Monodromy of Schwarzian equations with regular singularities
Gianluca Faraco, Subhojoy Gupta
TL;DR
This work provides a complete characterization of which PSL_2(C) representations arise as monodromies of Schwarzian equations with regular singularities on punctured finite-type surfaces S_{g,k}. The authors treat non-degenerate representations via a streamlined use of Fock–Goncharov coordinates and pleated-planes in ℍ^3, and they tackle degenerate (affine and dihedral) holonomies through explicit constructions of affine/translation structures and gluing along rays, including novel bubbling and grafting techniques.

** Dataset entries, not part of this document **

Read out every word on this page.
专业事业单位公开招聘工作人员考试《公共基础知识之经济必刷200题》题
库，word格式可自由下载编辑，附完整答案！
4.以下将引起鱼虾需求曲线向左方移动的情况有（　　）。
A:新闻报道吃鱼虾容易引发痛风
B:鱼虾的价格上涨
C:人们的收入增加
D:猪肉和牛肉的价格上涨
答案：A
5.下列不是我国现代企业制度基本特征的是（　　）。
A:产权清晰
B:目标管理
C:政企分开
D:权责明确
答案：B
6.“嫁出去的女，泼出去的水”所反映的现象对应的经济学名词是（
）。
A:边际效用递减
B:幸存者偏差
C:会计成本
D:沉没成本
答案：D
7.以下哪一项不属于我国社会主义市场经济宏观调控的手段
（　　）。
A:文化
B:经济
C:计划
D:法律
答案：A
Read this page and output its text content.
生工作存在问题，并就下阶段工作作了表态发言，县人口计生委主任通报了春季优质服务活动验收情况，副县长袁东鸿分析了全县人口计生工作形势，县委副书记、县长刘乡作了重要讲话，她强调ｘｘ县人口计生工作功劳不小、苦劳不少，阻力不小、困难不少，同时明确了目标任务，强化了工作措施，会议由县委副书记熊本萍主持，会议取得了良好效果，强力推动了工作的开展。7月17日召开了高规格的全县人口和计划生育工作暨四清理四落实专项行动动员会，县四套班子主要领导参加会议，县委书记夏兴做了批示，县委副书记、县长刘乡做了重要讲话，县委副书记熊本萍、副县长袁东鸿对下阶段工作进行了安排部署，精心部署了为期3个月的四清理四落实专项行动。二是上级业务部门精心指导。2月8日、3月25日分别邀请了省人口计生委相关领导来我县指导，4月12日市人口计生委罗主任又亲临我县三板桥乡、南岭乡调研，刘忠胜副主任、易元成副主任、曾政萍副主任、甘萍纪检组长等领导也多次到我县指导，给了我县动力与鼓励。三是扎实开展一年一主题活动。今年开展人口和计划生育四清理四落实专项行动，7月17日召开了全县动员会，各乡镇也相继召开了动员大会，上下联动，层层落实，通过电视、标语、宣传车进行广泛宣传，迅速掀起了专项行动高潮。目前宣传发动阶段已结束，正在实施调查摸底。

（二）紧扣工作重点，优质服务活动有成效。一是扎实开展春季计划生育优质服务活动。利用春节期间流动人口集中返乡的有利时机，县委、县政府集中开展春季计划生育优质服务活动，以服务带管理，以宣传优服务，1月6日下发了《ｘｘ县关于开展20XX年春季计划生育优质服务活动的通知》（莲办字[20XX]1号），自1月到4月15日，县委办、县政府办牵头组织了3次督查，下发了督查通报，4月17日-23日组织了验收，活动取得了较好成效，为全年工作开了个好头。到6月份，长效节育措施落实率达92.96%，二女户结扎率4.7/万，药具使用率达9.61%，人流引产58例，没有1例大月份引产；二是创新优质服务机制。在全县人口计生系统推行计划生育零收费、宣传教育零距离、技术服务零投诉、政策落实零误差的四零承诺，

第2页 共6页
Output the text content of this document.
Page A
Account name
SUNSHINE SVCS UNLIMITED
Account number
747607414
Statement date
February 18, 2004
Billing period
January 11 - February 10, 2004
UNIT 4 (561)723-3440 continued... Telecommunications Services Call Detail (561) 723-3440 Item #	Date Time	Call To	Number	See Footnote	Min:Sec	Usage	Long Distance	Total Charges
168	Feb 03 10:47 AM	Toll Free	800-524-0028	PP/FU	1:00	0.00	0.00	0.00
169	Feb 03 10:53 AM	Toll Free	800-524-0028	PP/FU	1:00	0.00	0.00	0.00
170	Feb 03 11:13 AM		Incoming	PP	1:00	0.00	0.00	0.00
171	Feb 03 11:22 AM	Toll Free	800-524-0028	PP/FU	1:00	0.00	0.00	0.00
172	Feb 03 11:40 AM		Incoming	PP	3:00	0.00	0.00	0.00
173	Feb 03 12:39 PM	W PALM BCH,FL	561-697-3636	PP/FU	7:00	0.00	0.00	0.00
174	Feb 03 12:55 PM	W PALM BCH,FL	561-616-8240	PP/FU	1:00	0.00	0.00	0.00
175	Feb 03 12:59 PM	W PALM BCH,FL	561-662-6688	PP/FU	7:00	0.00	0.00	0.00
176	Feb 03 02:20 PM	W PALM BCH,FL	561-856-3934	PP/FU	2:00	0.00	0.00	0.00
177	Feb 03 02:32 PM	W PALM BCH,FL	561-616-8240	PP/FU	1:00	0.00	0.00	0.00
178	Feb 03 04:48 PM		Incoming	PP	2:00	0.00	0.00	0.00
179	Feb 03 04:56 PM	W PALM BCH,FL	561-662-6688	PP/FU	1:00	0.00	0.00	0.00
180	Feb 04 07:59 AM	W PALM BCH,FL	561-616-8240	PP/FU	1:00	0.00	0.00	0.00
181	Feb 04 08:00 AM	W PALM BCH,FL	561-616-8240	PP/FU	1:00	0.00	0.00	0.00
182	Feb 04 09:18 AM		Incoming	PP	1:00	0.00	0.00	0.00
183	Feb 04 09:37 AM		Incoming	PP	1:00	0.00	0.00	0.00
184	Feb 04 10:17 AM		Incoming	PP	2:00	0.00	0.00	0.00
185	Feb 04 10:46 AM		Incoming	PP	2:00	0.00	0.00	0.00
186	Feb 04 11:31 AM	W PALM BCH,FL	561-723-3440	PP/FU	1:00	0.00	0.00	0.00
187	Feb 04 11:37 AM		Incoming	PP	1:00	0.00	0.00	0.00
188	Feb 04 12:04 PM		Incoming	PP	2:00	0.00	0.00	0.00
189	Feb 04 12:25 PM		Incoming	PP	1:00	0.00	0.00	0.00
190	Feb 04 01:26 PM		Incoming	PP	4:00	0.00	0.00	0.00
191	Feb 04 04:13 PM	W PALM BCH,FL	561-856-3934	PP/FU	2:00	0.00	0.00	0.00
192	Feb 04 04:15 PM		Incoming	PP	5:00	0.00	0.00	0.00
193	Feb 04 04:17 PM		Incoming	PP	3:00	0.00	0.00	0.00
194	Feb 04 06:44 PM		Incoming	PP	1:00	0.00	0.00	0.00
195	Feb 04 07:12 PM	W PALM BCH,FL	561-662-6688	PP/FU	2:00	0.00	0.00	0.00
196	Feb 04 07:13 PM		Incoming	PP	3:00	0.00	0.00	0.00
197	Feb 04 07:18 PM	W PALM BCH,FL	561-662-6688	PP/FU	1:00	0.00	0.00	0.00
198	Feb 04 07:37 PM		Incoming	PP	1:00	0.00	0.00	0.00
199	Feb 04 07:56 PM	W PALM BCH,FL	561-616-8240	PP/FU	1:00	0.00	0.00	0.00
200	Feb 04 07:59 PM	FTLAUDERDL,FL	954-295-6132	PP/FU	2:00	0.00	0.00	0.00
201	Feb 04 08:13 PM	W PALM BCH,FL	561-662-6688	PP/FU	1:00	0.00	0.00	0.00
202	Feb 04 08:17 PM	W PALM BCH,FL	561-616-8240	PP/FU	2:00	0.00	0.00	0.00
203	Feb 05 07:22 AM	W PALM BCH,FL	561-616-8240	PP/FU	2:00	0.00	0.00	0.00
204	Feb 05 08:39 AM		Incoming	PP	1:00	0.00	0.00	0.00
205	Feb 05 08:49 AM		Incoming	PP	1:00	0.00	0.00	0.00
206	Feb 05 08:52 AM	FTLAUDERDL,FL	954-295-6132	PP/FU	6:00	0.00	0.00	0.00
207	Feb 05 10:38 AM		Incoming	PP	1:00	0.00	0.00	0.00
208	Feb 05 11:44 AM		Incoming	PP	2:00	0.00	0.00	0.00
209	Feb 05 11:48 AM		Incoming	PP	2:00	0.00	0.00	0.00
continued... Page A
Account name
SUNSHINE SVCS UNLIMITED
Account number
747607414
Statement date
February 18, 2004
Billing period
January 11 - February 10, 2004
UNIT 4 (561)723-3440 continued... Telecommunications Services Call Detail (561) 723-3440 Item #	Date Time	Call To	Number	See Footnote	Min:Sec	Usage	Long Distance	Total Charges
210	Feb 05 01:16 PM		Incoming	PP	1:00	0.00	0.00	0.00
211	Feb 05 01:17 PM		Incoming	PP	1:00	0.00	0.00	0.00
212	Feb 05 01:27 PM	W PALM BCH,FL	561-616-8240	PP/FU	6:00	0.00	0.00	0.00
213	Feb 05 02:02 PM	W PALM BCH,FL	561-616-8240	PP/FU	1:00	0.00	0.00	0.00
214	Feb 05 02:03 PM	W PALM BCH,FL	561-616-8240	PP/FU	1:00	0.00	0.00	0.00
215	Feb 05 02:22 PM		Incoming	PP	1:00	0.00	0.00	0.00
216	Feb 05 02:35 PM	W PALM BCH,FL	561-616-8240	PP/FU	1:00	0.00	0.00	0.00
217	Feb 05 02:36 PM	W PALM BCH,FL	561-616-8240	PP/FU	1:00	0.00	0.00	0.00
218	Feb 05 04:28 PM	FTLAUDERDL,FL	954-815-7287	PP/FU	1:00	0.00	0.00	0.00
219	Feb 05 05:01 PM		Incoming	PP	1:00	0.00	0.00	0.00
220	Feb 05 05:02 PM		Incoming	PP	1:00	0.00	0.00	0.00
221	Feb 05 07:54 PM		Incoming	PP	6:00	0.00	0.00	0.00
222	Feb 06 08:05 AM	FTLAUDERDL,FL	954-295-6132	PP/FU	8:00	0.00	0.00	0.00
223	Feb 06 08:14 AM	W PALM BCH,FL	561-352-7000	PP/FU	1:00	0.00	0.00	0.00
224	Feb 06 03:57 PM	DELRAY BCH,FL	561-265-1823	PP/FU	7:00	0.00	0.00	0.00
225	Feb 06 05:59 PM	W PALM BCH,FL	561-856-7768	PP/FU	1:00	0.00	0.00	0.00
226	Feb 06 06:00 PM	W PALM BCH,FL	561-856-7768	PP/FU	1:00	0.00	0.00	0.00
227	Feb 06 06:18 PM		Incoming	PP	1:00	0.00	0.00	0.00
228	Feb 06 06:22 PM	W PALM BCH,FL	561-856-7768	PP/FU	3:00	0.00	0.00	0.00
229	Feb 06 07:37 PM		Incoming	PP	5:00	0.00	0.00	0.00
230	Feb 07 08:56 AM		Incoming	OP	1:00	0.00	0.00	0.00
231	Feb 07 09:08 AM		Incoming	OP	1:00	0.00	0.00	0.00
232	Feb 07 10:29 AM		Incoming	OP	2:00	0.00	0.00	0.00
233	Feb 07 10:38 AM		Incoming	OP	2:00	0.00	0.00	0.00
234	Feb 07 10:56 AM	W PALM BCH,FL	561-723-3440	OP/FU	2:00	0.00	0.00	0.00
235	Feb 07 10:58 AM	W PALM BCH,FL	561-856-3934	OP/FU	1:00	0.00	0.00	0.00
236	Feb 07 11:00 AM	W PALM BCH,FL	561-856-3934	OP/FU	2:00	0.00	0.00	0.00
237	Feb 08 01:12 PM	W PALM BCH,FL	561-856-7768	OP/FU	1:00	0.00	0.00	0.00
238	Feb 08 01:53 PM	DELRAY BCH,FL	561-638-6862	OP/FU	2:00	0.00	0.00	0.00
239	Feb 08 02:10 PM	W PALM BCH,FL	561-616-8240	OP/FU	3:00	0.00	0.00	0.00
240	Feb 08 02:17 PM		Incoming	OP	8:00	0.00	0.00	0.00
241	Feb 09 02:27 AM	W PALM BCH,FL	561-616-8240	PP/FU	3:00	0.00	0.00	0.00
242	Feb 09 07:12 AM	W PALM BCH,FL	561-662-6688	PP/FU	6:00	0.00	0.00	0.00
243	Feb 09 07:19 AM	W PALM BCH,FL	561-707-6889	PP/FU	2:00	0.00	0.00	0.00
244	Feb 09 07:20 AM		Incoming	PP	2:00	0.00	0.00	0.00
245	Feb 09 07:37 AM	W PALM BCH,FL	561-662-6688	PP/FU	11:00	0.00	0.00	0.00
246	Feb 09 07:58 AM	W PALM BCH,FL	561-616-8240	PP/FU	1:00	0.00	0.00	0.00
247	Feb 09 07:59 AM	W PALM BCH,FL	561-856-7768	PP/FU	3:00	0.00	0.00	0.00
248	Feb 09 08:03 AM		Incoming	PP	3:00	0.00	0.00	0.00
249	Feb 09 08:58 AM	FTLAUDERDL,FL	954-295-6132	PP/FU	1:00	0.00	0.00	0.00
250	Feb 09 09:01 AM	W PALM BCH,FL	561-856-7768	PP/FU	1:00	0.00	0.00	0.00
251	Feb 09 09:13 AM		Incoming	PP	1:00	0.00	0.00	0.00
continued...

Consequences include a precise criterion for spherical cone-metrics and a broad result that every representation is realizable as a (branched) CP^1-structure with at most two branch points, yielding infinite fibers in many cases. The results significantly advance the understanding of the monodromy problem for punctured surfaces, connecting holonomy to both classical projective geometry and modern higher Teichmüller theory, with constructive methods that may be algorithmically implemented.
Abstract
Let $S$ be a punctured surface of finite type and negative Euler characteristic. We determine all possible representations $ρ:π_1(S) \to \text{PSL}_2(\mathbb{C})$ that arise as the monodromy of the Schwarzian equation on $S$ with regular singularities at the punctures. Equivalently, we determine the holonomy representations of complex projective structures on $S$, whose Schwarzian derivatives (with respect to some uniformizing structure) have poles of order at most two at the punctures. Following earlier work that dealt with the case when there are no apparent singularities, our proof reduces to the case of realizing a degenerate representation with apparent singularities. This mainly involves explicit constructions of complex affine structures on punctured surfaces, with prescribed holonomy. As a corollary, we determine the representations that arise as the holonomy of spherical metrics on $S$ with cone-points at the punctures.